Thutmose I had both a common father and mother, Semiseneb, but rose through the ranks of the military to become one of the most prominent commanders under the reign of his predecessor Amenhotep I and possibly served as a co-regent . There is some debate over the parentage of his wife Queen Ahmose. She was either the daughter of Ahmose I and Queen Ahmose-Nefertari or Thutmose I's sister. When Amenhotep I died childless, Thutmose I ascended the throne. Amenhotep's mother, Ahmose-Nefertari, continued to hold the title of God's Wife of Amun into Thutmose's reign, legitimizing his rule.
Thutmose led several major military campaigns most notably against insurgent Hyksos tribes in the Nile Delta. He pursued the tribes all the way to the Euphrates River. In Nubia he led an expedition beyond the Third Cataract where he engaged a Nubian king in hand to hand combat and slew the Nubian king. According to one of Thutmose I's admirals, Ahmose, son of Ebana, upon victory he had the Nubian king's body hung from the prow of his ship, before he returned to Thebes.
An avid builder, Thutmose I commissioned many construction projects during his rule, including the first tomb carved out at the Valley of the Kings. Much of his projects were at the Temple of Karnak under the supervision of the architect Ineni.
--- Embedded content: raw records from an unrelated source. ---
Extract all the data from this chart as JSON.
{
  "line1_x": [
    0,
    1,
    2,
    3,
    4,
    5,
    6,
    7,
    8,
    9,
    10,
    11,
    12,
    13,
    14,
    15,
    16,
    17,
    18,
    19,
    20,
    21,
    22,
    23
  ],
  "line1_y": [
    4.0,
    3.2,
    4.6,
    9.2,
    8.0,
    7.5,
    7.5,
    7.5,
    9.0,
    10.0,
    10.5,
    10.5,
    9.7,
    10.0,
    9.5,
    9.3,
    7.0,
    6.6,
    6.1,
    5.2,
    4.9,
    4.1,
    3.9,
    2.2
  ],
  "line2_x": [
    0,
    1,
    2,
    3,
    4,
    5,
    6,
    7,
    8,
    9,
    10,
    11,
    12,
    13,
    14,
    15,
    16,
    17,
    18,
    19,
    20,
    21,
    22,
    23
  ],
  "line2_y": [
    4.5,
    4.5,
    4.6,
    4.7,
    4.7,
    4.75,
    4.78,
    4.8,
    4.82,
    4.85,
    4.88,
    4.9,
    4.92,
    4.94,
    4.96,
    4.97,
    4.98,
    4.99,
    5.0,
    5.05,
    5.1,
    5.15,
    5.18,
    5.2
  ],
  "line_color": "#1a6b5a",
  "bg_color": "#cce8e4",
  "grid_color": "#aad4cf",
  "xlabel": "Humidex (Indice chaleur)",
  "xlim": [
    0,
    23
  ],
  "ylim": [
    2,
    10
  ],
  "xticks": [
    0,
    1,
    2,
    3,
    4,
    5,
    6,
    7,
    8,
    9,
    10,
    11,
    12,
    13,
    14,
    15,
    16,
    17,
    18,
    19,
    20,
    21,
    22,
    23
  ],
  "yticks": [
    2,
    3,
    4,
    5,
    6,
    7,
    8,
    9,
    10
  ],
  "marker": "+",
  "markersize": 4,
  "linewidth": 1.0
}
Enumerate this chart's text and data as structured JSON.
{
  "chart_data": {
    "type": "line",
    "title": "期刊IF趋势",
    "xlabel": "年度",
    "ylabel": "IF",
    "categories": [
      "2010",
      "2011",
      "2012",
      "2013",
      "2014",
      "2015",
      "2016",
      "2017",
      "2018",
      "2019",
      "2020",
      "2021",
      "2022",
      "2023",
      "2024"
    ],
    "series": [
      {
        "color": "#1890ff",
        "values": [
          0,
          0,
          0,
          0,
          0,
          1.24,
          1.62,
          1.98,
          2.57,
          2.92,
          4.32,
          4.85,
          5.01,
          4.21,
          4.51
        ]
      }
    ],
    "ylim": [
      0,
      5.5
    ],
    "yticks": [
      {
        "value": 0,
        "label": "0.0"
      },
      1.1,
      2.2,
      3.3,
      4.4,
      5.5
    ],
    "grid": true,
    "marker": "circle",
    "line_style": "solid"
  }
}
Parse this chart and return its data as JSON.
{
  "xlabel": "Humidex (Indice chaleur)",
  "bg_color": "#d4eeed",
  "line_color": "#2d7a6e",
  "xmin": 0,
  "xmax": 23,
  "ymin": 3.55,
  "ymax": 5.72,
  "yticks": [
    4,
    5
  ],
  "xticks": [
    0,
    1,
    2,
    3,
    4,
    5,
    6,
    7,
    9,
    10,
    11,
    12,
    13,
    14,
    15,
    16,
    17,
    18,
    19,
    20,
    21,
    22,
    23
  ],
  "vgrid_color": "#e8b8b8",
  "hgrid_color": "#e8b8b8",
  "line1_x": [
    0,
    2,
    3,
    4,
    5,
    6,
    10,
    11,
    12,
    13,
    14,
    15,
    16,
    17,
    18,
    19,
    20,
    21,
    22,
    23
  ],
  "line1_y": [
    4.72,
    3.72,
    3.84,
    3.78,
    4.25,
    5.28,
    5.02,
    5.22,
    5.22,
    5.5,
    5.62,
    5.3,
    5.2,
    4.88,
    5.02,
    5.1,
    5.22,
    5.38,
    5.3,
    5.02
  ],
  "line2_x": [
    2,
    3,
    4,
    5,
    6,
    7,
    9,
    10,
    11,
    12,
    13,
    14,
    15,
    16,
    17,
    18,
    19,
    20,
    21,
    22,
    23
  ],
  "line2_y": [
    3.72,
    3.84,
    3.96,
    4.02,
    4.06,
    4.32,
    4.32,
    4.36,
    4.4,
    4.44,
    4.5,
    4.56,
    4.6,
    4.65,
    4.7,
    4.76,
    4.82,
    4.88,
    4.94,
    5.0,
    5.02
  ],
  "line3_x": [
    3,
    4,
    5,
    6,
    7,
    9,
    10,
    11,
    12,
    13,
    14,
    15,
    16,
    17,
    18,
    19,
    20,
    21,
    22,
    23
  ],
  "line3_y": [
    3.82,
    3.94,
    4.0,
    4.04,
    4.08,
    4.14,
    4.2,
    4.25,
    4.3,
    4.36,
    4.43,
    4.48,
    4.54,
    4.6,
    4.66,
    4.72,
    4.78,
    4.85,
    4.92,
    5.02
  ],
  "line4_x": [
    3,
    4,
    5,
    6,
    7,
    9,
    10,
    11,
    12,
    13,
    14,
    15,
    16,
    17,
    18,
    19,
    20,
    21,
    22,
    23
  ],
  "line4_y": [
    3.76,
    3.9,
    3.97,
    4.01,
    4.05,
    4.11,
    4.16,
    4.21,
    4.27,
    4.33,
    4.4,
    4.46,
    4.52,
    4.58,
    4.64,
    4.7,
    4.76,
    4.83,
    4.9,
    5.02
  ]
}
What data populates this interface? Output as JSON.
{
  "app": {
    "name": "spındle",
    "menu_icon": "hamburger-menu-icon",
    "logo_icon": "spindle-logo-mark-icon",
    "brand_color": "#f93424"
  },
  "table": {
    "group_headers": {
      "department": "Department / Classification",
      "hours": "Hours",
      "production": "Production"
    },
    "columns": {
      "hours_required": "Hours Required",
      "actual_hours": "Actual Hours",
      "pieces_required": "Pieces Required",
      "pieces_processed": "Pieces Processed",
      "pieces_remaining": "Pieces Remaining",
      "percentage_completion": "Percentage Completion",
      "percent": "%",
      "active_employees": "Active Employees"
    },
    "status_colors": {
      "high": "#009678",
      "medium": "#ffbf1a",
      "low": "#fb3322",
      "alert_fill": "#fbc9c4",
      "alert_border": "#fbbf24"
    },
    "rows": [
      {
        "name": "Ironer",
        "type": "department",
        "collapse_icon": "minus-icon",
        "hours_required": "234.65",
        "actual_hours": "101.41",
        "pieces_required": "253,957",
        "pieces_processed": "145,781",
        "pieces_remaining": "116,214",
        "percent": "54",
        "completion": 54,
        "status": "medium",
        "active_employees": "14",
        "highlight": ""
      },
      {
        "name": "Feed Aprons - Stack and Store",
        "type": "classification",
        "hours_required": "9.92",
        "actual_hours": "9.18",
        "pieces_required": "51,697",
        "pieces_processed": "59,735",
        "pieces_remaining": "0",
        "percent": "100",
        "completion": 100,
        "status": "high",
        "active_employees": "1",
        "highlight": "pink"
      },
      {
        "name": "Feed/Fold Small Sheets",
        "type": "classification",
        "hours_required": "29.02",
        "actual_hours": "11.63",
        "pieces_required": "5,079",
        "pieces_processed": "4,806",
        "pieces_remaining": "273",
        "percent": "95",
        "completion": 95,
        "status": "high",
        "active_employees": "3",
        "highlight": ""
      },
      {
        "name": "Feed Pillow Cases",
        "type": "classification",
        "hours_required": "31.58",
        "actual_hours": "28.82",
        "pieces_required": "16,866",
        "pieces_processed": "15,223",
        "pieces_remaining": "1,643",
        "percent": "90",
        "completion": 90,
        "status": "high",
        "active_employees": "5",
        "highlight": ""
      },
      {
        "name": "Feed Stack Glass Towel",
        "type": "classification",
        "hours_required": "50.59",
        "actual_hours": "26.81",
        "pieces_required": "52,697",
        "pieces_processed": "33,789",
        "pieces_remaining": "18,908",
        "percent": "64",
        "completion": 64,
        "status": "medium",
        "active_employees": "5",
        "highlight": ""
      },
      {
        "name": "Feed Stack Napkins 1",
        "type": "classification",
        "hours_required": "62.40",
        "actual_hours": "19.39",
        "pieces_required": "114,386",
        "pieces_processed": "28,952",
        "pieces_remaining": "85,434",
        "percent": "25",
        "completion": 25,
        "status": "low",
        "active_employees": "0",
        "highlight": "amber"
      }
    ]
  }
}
These works included the fourth and fifth pylons, numerous courts and statues, the completion of the Treasurey expansion begun by Amenhotep I, and had a hypostyle hall of cedar wood constructed at Karnak to commemorate his victory over the Hyksos.
Ahmose bore him two sons, Wadjmose and Amenmose, both of whom died before Thutmose I. A son by a minor wife, Mutnofret, became his heir and successor Thutmose II, with rival claims by his fully royal daughter Hatshepsut.